Kato Kazuhiko

The big news yesterday in Japan seems to be that the musician and producer Kato Kazuhiko was found dead yesterday in a hotel at Karuizawa of an apparent suicide. He was 62. 

I mention this on a film blog because, even though Kato started out in the folk boom of the late 1960s as a member of the Folk Crusaders, that was also the beginning of a long association with film. It was the Folk Crusaders who were the stars of Oshima Nagisa's Three Resurrected Drunkards (Kaette kita yopparai), a film named after the Crusader's big hit (that movie is thus generically a "kayo eiga" or pop song film). The Crusaders soon broke up and Kato formed other bands such as the Sadistic Mika Band and had other big hits such as "Ano subarashii ai o mo ichido" (which has appeared in a lot of movies), but he also started working as a songwriter and music producer and provided music for films.
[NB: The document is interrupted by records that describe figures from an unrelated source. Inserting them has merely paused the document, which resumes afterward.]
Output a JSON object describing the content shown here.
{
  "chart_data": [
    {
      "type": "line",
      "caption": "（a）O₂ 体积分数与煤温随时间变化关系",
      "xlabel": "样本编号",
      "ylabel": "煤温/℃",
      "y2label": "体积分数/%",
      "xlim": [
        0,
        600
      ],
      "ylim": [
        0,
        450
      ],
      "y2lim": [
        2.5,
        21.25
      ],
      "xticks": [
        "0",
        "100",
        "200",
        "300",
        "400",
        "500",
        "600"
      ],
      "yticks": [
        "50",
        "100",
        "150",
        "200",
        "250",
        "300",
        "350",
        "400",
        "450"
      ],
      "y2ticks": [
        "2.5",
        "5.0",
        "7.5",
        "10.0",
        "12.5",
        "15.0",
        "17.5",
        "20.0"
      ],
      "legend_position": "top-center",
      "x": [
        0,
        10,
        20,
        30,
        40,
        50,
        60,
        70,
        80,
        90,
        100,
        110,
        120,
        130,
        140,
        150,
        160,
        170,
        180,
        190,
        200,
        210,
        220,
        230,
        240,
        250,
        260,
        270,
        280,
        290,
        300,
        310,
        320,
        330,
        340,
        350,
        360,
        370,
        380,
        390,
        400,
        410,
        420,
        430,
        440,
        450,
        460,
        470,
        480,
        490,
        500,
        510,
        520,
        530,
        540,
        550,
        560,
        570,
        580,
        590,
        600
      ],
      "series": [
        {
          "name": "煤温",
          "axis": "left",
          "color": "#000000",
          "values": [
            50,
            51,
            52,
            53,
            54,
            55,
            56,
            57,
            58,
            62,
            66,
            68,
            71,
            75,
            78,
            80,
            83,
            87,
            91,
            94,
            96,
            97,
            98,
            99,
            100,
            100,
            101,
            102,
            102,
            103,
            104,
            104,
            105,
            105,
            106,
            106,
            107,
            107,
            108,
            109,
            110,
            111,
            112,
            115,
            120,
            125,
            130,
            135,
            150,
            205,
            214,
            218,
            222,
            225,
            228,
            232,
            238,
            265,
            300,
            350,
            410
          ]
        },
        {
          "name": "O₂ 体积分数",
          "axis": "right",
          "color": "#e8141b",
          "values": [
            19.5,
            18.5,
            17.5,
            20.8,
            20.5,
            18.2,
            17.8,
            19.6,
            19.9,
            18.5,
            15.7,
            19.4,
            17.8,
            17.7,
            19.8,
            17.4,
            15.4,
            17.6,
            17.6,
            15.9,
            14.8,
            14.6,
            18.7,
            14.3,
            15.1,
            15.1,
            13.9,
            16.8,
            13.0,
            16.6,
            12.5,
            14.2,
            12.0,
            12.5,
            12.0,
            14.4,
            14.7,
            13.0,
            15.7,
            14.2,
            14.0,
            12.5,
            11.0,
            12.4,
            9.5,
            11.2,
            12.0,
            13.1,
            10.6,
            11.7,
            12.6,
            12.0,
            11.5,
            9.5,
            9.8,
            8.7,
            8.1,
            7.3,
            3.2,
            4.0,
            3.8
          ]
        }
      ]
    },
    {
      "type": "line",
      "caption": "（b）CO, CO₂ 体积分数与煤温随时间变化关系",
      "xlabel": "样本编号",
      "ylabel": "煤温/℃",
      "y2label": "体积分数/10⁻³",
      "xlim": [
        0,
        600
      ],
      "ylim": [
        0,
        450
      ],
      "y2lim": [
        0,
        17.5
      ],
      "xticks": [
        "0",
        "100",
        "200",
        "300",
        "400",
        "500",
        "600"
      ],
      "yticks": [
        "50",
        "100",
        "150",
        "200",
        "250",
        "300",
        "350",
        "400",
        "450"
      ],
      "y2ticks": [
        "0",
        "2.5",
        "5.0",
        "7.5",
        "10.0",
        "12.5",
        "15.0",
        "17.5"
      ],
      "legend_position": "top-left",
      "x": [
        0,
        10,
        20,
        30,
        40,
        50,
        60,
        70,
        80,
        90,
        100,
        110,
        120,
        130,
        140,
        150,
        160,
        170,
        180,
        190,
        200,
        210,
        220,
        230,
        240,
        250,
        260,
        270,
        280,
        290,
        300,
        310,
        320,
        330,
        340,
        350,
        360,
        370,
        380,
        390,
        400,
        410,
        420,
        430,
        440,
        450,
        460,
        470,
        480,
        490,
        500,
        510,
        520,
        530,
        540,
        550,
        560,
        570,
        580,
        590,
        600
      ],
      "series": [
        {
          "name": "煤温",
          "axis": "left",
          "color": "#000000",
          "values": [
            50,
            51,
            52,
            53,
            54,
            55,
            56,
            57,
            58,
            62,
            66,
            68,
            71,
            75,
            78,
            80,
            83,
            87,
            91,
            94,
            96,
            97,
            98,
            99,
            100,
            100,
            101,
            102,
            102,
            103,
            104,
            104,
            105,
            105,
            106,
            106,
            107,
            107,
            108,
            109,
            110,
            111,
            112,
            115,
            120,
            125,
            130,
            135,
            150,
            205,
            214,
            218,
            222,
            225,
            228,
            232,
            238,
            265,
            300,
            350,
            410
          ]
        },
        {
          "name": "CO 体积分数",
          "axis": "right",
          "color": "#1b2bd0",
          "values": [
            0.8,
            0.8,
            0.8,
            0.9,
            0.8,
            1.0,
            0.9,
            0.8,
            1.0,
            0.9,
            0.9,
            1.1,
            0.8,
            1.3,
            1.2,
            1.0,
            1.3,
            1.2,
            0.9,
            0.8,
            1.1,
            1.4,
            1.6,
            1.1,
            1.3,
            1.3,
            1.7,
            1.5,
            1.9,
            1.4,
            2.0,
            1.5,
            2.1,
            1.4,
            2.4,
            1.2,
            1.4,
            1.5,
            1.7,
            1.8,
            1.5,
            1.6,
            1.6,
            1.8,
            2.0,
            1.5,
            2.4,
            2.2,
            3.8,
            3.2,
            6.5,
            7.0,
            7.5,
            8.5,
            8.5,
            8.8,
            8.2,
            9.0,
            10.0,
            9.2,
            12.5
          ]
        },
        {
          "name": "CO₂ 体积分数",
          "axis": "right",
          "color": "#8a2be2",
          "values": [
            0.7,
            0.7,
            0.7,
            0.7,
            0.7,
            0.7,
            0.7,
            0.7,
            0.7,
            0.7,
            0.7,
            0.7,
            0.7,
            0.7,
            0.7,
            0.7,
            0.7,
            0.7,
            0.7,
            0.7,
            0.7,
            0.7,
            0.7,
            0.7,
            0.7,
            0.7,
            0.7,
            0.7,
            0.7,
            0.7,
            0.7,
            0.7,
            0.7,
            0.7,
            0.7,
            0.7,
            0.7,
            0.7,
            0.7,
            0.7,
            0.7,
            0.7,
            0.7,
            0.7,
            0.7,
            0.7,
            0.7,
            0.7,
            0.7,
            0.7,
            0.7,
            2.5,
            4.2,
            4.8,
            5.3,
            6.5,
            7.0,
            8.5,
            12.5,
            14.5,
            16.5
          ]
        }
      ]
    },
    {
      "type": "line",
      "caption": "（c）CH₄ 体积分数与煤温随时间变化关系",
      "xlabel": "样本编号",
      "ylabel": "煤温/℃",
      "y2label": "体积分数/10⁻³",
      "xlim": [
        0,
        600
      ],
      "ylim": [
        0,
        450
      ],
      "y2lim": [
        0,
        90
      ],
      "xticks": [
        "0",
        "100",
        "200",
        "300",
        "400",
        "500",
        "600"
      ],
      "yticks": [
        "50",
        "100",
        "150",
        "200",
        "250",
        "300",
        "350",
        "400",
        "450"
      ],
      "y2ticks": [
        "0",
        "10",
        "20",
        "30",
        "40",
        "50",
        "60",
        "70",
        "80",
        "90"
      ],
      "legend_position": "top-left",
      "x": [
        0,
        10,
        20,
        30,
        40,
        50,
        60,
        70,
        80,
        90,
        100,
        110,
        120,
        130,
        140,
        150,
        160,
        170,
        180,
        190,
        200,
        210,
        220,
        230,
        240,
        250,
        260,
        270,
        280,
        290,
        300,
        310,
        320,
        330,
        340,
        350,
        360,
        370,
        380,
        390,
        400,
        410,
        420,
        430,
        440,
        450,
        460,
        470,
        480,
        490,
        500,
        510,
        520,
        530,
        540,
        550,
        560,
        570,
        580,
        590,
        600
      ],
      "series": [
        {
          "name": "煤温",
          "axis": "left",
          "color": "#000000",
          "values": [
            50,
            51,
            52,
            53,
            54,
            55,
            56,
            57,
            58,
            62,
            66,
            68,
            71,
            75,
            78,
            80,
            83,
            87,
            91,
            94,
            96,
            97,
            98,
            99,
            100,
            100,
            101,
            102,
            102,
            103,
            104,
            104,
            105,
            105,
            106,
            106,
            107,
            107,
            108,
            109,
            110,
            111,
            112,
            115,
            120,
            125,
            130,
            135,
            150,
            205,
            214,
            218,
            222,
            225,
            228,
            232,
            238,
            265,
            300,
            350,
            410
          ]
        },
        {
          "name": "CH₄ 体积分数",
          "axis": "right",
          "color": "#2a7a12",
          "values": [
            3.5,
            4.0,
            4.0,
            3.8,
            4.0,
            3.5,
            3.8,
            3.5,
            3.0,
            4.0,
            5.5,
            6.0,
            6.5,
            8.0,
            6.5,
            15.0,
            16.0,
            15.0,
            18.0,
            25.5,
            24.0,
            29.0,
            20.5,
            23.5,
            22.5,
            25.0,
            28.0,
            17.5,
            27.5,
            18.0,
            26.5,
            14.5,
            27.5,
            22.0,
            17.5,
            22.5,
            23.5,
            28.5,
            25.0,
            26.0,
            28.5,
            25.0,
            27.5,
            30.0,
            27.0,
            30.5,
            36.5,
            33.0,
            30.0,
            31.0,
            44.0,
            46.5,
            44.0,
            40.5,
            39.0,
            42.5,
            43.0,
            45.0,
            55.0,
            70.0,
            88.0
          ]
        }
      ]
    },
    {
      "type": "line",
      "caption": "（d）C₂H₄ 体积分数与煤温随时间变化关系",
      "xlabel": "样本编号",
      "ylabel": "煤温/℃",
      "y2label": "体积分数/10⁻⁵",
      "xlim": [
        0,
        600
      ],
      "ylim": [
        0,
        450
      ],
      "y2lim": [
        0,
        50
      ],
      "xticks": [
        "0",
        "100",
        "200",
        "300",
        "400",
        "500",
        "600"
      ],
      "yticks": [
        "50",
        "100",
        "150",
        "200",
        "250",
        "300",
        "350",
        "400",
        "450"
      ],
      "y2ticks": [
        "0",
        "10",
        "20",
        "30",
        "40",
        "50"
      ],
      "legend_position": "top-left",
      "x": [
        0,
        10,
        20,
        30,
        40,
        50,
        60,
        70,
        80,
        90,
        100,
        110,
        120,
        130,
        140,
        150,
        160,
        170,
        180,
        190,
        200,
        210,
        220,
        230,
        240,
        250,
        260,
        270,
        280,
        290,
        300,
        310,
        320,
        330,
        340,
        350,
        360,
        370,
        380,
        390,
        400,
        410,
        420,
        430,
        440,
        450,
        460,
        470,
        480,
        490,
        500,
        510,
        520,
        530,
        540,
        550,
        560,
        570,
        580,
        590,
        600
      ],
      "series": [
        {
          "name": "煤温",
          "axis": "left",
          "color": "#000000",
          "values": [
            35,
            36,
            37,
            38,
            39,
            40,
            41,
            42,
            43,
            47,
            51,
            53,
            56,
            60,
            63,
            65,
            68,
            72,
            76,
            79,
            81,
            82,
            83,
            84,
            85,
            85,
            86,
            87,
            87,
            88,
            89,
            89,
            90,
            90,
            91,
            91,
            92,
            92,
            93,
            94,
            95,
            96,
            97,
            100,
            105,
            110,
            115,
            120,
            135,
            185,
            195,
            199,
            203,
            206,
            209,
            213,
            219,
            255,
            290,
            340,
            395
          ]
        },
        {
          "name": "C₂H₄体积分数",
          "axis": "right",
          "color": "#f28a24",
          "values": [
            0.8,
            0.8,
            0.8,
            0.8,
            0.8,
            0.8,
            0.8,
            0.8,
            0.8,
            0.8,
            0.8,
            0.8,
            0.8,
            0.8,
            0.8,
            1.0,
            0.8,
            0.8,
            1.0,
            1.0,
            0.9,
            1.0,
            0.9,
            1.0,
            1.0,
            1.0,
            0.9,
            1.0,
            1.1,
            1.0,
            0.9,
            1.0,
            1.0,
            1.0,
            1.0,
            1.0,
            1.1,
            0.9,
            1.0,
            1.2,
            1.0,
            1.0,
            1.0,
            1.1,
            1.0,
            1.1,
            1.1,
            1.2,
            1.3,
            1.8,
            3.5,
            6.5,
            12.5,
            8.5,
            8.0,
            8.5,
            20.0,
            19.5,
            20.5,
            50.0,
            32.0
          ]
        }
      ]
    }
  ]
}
The most famous recent example of the latter is Izutsu Kazuyuki's Patchigi, which not only uses Kato's music, but is somewhat based on Kato's experience, when a member of the Crusaders, of trying to release a single of the North Korean folk song "Imujingawa" (that's the Japanese title), but having the company refuse the release for political reasons. (The Crusader's next hit, "Kanashikute yarekirenai" is apparently "Imujingawa" with the melody in reverse and rearranged.)